When the crystal shone so brightly
The demise of Waterford Crystal signals the end of our long love affair with the iconic brand. Michael Parsonsrecalls the crystalline moments
ABOUT A MONTH before Christmas, Dunnes Stores in Kilkenny had a large display of Waterford Crystal on sale at knockdown prices of 75 per cent below the recommended retail cost. It was some sight to see the most renowned of Irish luxury branded goods for sale in a "pile'em high, sell 'em cheap" pyramid, shoehorned between the imported, mass-produced toys and clothes from China.
No disrespect to Dunnes Stores, of course, but the impact was as unexpected (and as unlikely) as seeing Beluga caviar on the menu at McDonalds or (genuine) Hermès scarves on a stall in Moore Street.
There were only two Waterford Crystal items available - ashtrays and golf-themed paperweights. Neither exactly top the seasonal shopping list in an increasingly smoke-free and paperless-office society. But they seem to have sold like hot cakes. So you may well have received one as an unexpected Christmas gift or - and sorry to break this to you - be getting such a piece if your wedding is this spring.
What a fall from grace. Once, no Irish newlyweds' home was complete without half-a-dozen of the notoriously heavy and simultaneously fragile crystal wine glasses - in one of the famous patterns such as Lismore or Colleen or Kincora. But these glittering symbols of Irish pride and sheer opulence were judged "too good for everyday use" and immediately placed into a china cabinet where most still linger.
Now these - also outdated - items of furniture have come to resemble Victorian "cabinets of curiosities" filled with redundant but much-loved objets - the Arklow china tea-set, the Lladro porcelain or exquisite, pre-War delicate figurines from Dresden.
And therein lies the clue to Waterford's gradual demise. Because no one seemed to use the product, it gradually came to be perceived as "impractical". Dinner tables became less formal, cheap glasses flooded in to shops and homes, and Waterford Crystal began to be seen as "old-fashioned" or something that appealed principally to sentimental American tourists.
But our national affection for the brand lingers on. Many Irish families still regard their Waterford Crystal pieces as heirlooms to be passed down through the generations - too important to throw out but too precious to use, and imbued with memories of major occasions in our lives - weddings, anniversaries, retirements and famous victories.
And, maybe also, nostalgia for a more gracious age when decanters glowed with golden whiskey or ruby-red port to be poured - liberally - into reassuringly chunky tumblers or elegant, stemmed glasses for a tweed-clad bourgeoisie after a day at the races.

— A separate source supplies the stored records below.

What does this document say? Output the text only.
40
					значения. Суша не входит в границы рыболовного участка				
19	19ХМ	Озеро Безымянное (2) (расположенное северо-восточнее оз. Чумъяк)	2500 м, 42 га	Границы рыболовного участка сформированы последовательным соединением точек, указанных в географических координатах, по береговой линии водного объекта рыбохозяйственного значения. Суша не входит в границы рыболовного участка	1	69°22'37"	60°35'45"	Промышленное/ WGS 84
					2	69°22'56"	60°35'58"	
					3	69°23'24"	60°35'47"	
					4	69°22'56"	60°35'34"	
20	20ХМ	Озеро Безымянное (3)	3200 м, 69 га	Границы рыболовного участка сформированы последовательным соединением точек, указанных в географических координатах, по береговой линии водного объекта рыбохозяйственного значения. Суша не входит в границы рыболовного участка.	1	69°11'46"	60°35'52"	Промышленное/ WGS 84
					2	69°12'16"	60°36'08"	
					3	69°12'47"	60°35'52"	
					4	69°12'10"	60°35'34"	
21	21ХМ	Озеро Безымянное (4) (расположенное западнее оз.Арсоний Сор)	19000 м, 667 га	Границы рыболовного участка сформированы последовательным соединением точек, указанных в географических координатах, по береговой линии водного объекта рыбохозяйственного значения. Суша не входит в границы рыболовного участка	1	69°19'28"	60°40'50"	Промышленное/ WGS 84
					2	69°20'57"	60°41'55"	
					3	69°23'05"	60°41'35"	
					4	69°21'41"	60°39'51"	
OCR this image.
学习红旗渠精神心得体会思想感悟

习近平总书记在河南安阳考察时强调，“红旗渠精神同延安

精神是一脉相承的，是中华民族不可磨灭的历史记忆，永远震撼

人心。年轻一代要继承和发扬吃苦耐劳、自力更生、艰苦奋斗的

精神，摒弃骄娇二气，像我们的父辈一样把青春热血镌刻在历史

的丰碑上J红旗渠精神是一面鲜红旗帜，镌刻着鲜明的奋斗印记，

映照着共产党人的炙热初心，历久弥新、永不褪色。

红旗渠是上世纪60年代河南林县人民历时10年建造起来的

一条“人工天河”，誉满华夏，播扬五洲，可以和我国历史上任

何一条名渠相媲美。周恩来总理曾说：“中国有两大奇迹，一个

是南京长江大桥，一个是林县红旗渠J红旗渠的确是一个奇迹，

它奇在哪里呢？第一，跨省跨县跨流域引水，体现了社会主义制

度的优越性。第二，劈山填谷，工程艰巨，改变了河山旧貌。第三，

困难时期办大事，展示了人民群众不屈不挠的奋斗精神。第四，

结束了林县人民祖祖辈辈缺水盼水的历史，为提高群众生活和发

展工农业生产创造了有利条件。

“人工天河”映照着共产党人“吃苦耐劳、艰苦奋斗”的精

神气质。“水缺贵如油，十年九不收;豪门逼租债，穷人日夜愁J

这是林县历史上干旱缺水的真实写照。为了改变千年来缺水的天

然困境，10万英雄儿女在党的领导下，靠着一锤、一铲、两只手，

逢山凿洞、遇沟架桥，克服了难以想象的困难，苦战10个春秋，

There's pride too that the crystal considered to be "the best in the world" hangs in the Palace of Westminster and Buckingham Palace. And the White House in Washington, DC is presumably full of it - with the annual presentation of the glistening shamrock-filled bowl to US presidents by a succession of taoisigh. And, for decades, pretty much every prestigious sports award ceremony - from golf to the GAA - involved the presentation of huge and unwieldy pieces which may have looked impressive, but in truth became dust collectors in trophy cabinets and mantelpieces around the world.
Jazzing up the brand - particularly by giving it a more contemporary twist with the ranges designed by John Rocha - did briefly revive the brand's appeal among younger, more affluent consumers during the early years of the economic boom. But by then there were competitors aplenty - notably the crystal companies of Tipperary and Cavan and the flood of impressive-looking and cheap imports from eastern Europe.
Affection for the brand lingers on. The Waterford Crystal Visitor Centre is the biggest tourist attraction in the southeast - with over 300,000 people a year flocking to see the skills of the glass blowers and engravers. But the fear now is that the Centre may be destined to become yet another museum to our industrial and manufacturing past.